Figure 1: Typical HPLC chromatogram of carotenoids from blood plasma Detection was by ECD at 900 mV.


1. Add BHT in ethanol (0.015%, 1 ml) to plasma (0.2 ml) and shake.

2. Add n-hexane (5 ml) and shake.

3. Centrifuge for 10 min at 3000 rpm.

4. Evaporate upper layer (4 ml) under N2 gas.

5. Add ethanol (100 ml) and analyse by HPLC.

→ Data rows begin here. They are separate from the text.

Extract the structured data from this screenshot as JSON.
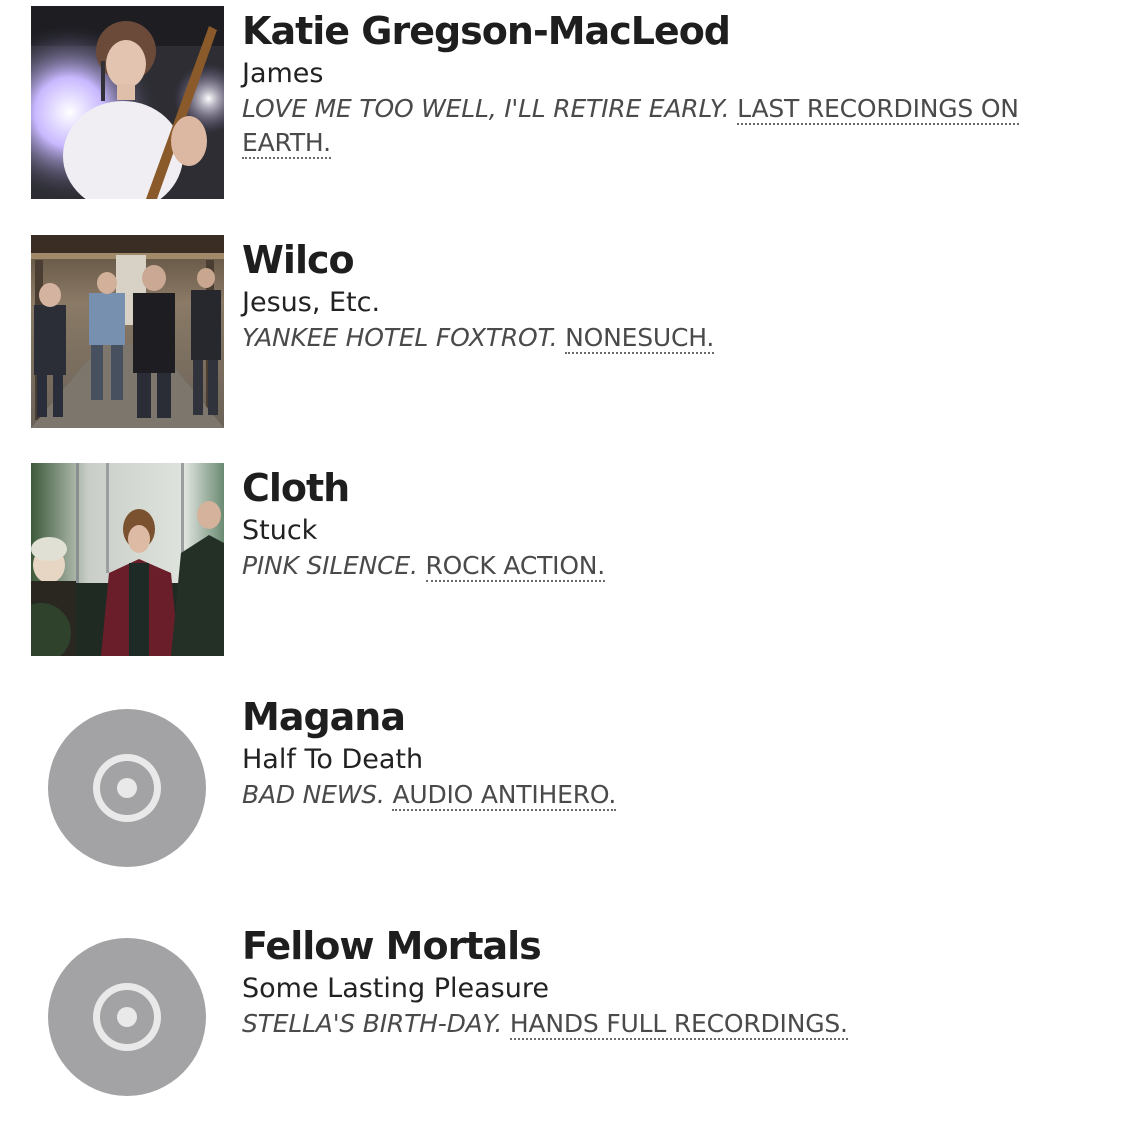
{
  "tracks": [
    {
      "artist": "Katie Gregson-MacLeod",
      "title": "James",
      "album": "LOVE ME TOO WELL, I'LL RETIRE EARLY.",
      "label": "LAST RECORDINGS ON EARTH.",
      "image": "artist-photo"
    },
    {
      "artist": "Wilco",
      "title": "Jesus, Etc.",
      "album": "YANKEE HOTEL FOXTROT.",
      "label": "NONESUCH.",
      "image": "artist-photo"
    },
    {
      "artist": "Cloth",
      "title": "Stuck",
      "album": "PINK SILENCE.",
      "label": "ROCK ACTION.",
      "image": "artist-photo"
    },
    {
      "artist": "Magana",
      "title": "Half To Death",
      "album": "BAD NEWS.",
      "label": "AUDIO ANTIHERO.",
      "image": "disc-placeholder-icon"
    },
    {
      "artist": "Fellow Mortals",
      "title": "Some Lasting Pleasure",
      "album": "STELLA'S BIRTH-DAY.",
      "label": "HANDS FULL RECORDINGS.",
      "image": "disc-placeholder-icon"
    }
  ],
  "colors": {
    "text": "#1e1e1e",
    "meta": "#4a4a4a",
    "disc": "#a3a3a5",
    "disc_inner": "#e9e9ea"
  }
}
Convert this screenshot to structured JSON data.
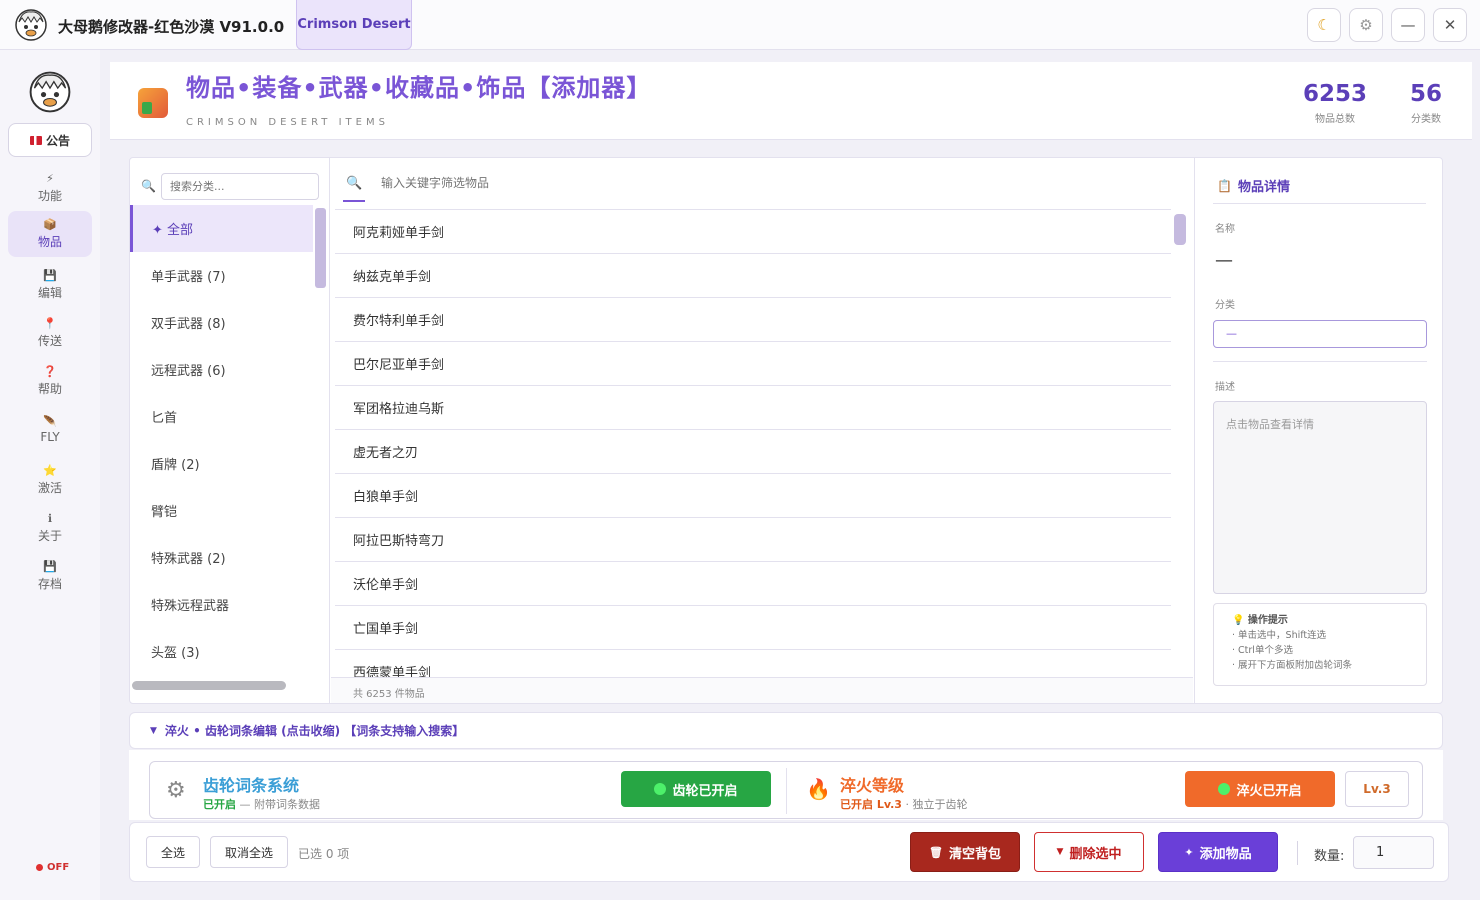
{
  "titlebar": {
    "title": "大母鹅修改器-红色沙漠  V91.0.0",
    "tab": "Crimson Desert",
    "theme_icon": "moon-icon",
    "settings_icon": "gear-icon",
    "minimize": "—",
    "close": "✕"
  },
  "sidebar": {
    "notice": "公告",
    "items": [
      {
        "label": "功能",
        "icon": "⚡"
      },
      {
        "label": "物品",
        "icon": "📦"
      },
      {
        "label": "编辑",
        "icon": "💾"
      },
      {
        "label": "传送",
        "icon": "📍"
      },
      {
        "label": "帮助",
        "icon": "❓"
      },
      {
        "label": "FLY",
        "icon": "🪶"
      },
      {
        "label": "激活",
        "icon": "⭐"
      },
      {
        "label": "关于",
        "icon": "ℹ"
      },
      {
        "label": "存档",
        "icon": "💾"
      }
    ],
    "status": "OFF"
  },
  "header": {
    "title": "物品•装备•武器•收藏品•饰品【添加器】",
    "subtitle": "CRIMSON DESERT ITEMS",
    "stats": [
      {
        "value": "6253",
        "label": "物品总数"
      },
      {
        "value": "56",
        "label": "分类数"
      }
    ]
  },
  "categories": {
    "search_placeholder": "搜索分类...",
    "items": [
      "✦ 全部",
      "单手武器 (7)",
      "双手武器 (8)",
      "远程武器 (6)",
      "匕首",
      "盾牌 (2)",
      "臂铠",
      "特殊武器 (2)",
      "特殊远程武器",
      "头盔 (3)"
    ]
  },
  "items": {
    "search_placeholder": "输入关键字筛选物品",
    "rows": [
      "阿克莉娅单手剑",
      "纳兹克单手剑",
      "费尔特利单手剑",
      "巴尔尼亚单手剑",
      "军团格拉迪乌斯",
      "虚无者之刃",
      "白狼单手剑",
      "阿拉巴斯特弯刀",
      "沃伦单手剑",
      "亡国单手剑",
      "西德蒙单手剑"
    ],
    "count_text": "共 6253 件物品"
  },
  "detail": {
    "header": "物品详情",
    "name_label": "名称",
    "name_value": "—",
    "category_label": "分类",
    "category_value": "—",
    "desc_label": "描述",
    "desc_placeholder": "点击物品查看详情",
    "tips_title": "💡 操作提示",
    "tips": [
      "· 单击选中，Shift连选",
      "· Ctrl单个多选",
      "· 展开下方面板附加齿轮词条"
    ]
  },
  "forge": {
    "bar_label": "淬火 • 齿轮词条编辑 (点击收缩) 【词条支持输入搜索】",
    "gear_title": "齿轮词条系统",
    "gear_status_on": "已开启",
    "gear_status_rest": " — 附带词条数据",
    "gear_button": "齿轮已开启",
    "temper_title": "淬火等级",
    "temper_status_on": "已开启 Lv.3",
    "temper_status_rest": " · 独立于齿轮",
    "temper_button": "淬火已开启",
    "level": "Lv.3"
  },
  "bottom": {
    "select_all": "全选",
    "deselect_all": "取消全选",
    "selected": "已选 0 项",
    "clear_bag": "清空背包",
    "delete_selected": "删除选中",
    "add_items": "添加物品",
    "qty_label": "数量:",
    "qty_value": "1"
  },
  "colors": {
    "accent": "#7a55d6",
    "green": "#27a644",
    "orange": "#f06a2a",
    "red": "#a8281e",
    "purple": "#6a3fd8"
  }
}
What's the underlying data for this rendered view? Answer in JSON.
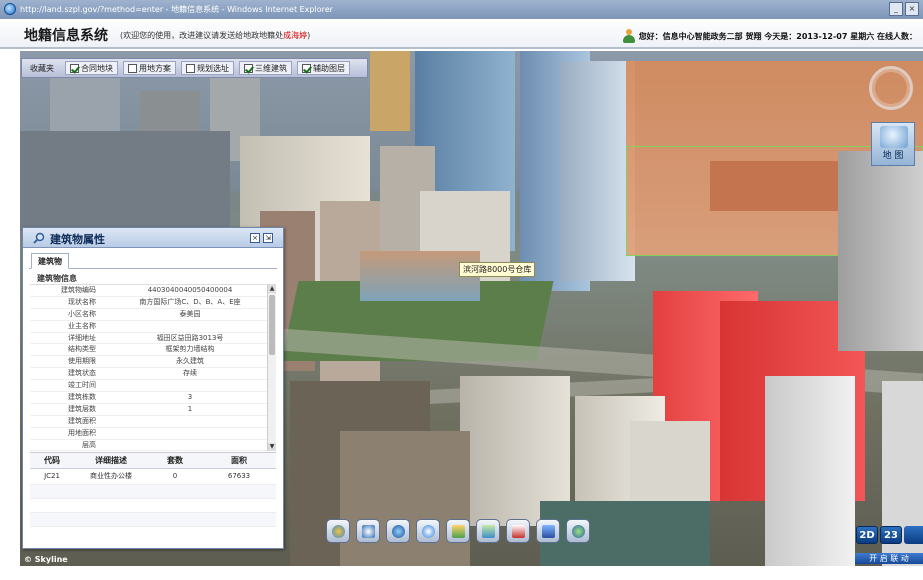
{
  "window": {
    "title": "http://land.szpl.gov/?method=enter - 地籍信息系统 - Windows Internet Explorer",
    "buttons": {
      "minimize": "_",
      "close": "×"
    }
  },
  "header": {
    "app_title": "地籍信息系统",
    "notice_prefix": "(欢迎您的使用，改进建议请发送给地政地籍处",
    "notice_link": "成海婷",
    "notice_suffix": ")",
    "user_text": "您好：信息中心智能政务二部 贺翔 今天是：2013-12-07 星期六 在线人数："
  },
  "layer_bar": {
    "items": [
      {
        "label": "收藏夹",
        "checked": null
      },
      {
        "label": "合同地块",
        "checked": true
      },
      {
        "label": "用地方案",
        "checked": false
      },
      {
        "label": "规划选址",
        "checked": false
      },
      {
        "label": "三维建筑",
        "checked": true
      },
      {
        "label": "辅助图层",
        "checked": true
      }
    ]
  },
  "map": {
    "road_label": "滨河路8000号仓库",
    "map_button_label": "地 图",
    "watermark": "© Skyline",
    "mode_2d": "2D",
    "mode_23": "23",
    "link_button": "开 启 联 动"
  },
  "panel": {
    "title": "建筑物属性",
    "tab": "建筑物",
    "section": "建筑物信息",
    "buttons": {
      "close": "×",
      "collapse": "⇲"
    },
    "attributes": [
      {
        "key": "建筑物编码",
        "value": "4403040040050400004"
      },
      {
        "key": "现状名称",
        "value": "南方国际广场C、D、B、A、E座"
      },
      {
        "key": "小区名称",
        "value": "泰美园"
      },
      {
        "key": "业主名称",
        "value": ""
      },
      {
        "key": "详细地址",
        "value": "福田区益田路3013号"
      },
      {
        "key": "结构类型",
        "value": "框架剪力墙结构"
      },
      {
        "key": "使用期限",
        "value": "永久建筑"
      },
      {
        "key": "建筑状态",
        "value": "存续"
      },
      {
        "key": "竣工时间",
        "value": ""
      },
      {
        "key": "建筑栋数",
        "value": "3"
      },
      {
        "key": "建筑层数",
        "value": "1"
      },
      {
        "key": "建筑面积",
        "value": ""
      },
      {
        "key": "用地面积",
        "value": ""
      },
      {
        "key": "层高",
        "value": ""
      }
    ],
    "grid": {
      "headers": [
        "代码",
        "详细描述",
        "套数",
        "面积"
      ],
      "rows": [
        {
          "code": "JC21",
          "desc": "商业性办公楼",
          "units": "0",
          "area": "67633"
        }
      ]
    }
  }
}
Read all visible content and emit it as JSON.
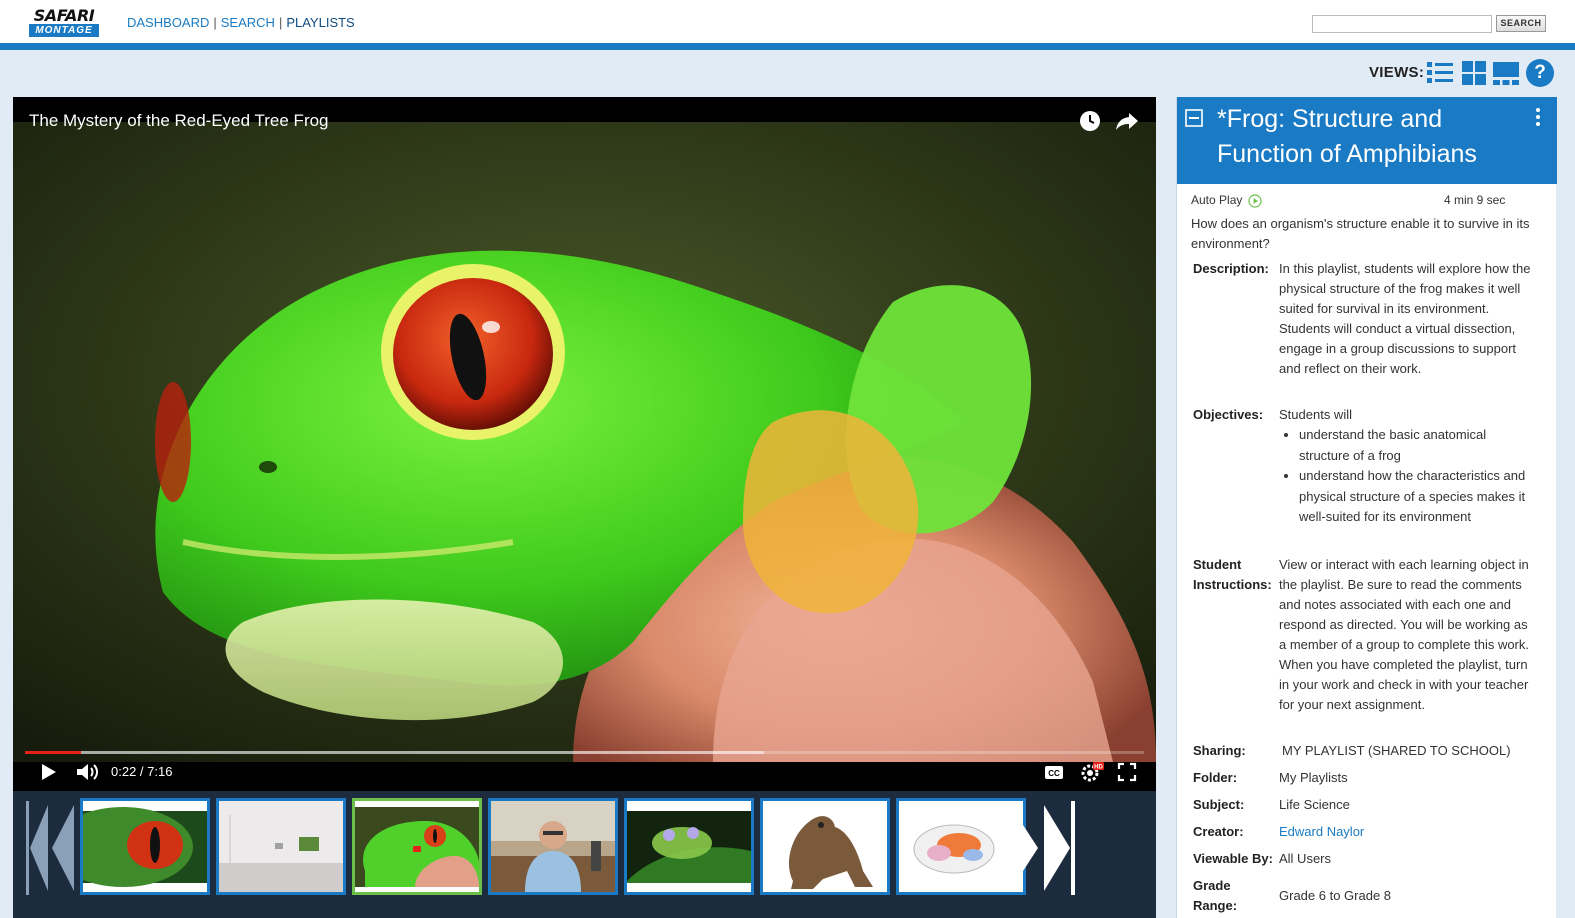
{
  "brand": {
    "name_top": "SAFARI",
    "name_bottom": "MONTAGE"
  },
  "nav": {
    "items": [
      "DASHBOARD",
      "SEARCH",
      "PLAYLISTS"
    ],
    "separator": "|",
    "active": "PLAYLISTS"
  },
  "search": {
    "value": "",
    "placeholder": "",
    "button_label": "SEARCH"
  },
  "views": {
    "label": "VIEWS:",
    "icons": [
      "list-view-icon",
      "grid-view-icon",
      "filmstrip-view-icon",
      "help-icon"
    ],
    "help_glyph": "?"
  },
  "player": {
    "title": "The Mystery of the Red-Eyed Tree Frog",
    "time": "0:22 / 7:16",
    "progress_fraction": 0.05,
    "buffered_fraction": 0.66,
    "controls": [
      "play-icon",
      "volume-icon",
      "captions-icon",
      "settings-hd-icon",
      "fullscreen-icon"
    ],
    "top_icons": [
      "watch-later-clock-icon",
      "share-arrow-icon"
    ],
    "cc_label": "CC",
    "hd_label": "HD"
  },
  "thumbnails": [
    {
      "name": "red-eye-closeup"
    },
    {
      "name": "lab-room"
    },
    {
      "name": "red-eyed-tree-frog",
      "active": true
    },
    {
      "name": "scientist-in-lab"
    },
    {
      "name": "glass-frog-on-leaf"
    },
    {
      "name": "brown-frog-model"
    },
    {
      "name": "frog-anatomy-diagram"
    }
  ],
  "playlist": {
    "title": "*Frog: Structure and Function of Amphibians",
    "autoplay_label": "Auto Play",
    "duration": "4 min 9 sec",
    "question": "How does an organism's structure enable it to survive in its environment?",
    "description_label": "Description:",
    "description": "In this playlist, students will explore how the physical structure of the frog makes it well suited for survival in its environment.  Students will conduct a virtual dissection, engage in a group discussions to support and reflect on their work.",
    "objectives_label": "Objectives:",
    "objectives_intro": "Students will",
    "objectives": [
      "understand the basic anatomical structure of a frog",
      "understand how the characteristics and physical structure of a species makes it well-suited for its environment"
    ],
    "instructions_label_1": "Student",
    "instructions_label_2": "Instructions:",
    "instructions": "View or interact with each learning object in the playlist.  Be sure to read the comments and notes associated with each one and respond as directed.  You will be working as a member of a group to complete this work.  When you have completed the playlist, turn in your work and check in with your teacher for your next assignment.",
    "sharing_label": "Sharing:",
    "sharing": "MY PLAYLIST (SHARED TO SCHOOL)",
    "folder_label": "Folder:",
    "folder": "My Playlists",
    "subject_label": "Subject:",
    "subject": "Life Science",
    "creator_label": "Creator:",
    "creator": "Edward Naylor",
    "viewable_label": "Viewable By:",
    "viewable": "All Users",
    "grade_label_1": "Grade",
    "grade_label_2": "Range:",
    "grade": "Grade 6 to Grade 8"
  },
  "colors": {
    "brand_blue": "#1a7bc4",
    "page_bg": "#e1ebf5",
    "strip_bg": "#1c2c3e",
    "progress_red": "#e62117",
    "active_thumb": "#6cc04a"
  }
}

HPLC was performed with an lrica Instruments (Kyoto, Japan) Σ-871 chromatograph equipped with a 250 mm × 4 mm i.d. lrica RP- 18 column and fluorescence detection (λex 340 nm; λem 460 nm). The mobile phase was 95:5 (v/v) ethanoi-H2O at a flow rate of 0.7 ml/min. The external standard was retinal prepared from retinyl palmitate


ECD is highly sensitive and is used when small amounts of biological sample are available. The more the applied voltage increased, the lesser the selectivity. However, the sensitivity increased with increased applied voltage. ECD is in general 10 to 100 times more sensitive than UV at 220 nm. The sensitivity of fluorescence detection was almost identical to ECD.

In figure 1 separation of the interest compounds from the admixtures must be further improved. For that purpose, change of constituent of the mobile phase, selection of column, gradient elution and solid phase extraction must be considered. These studies may result in appropriate separation.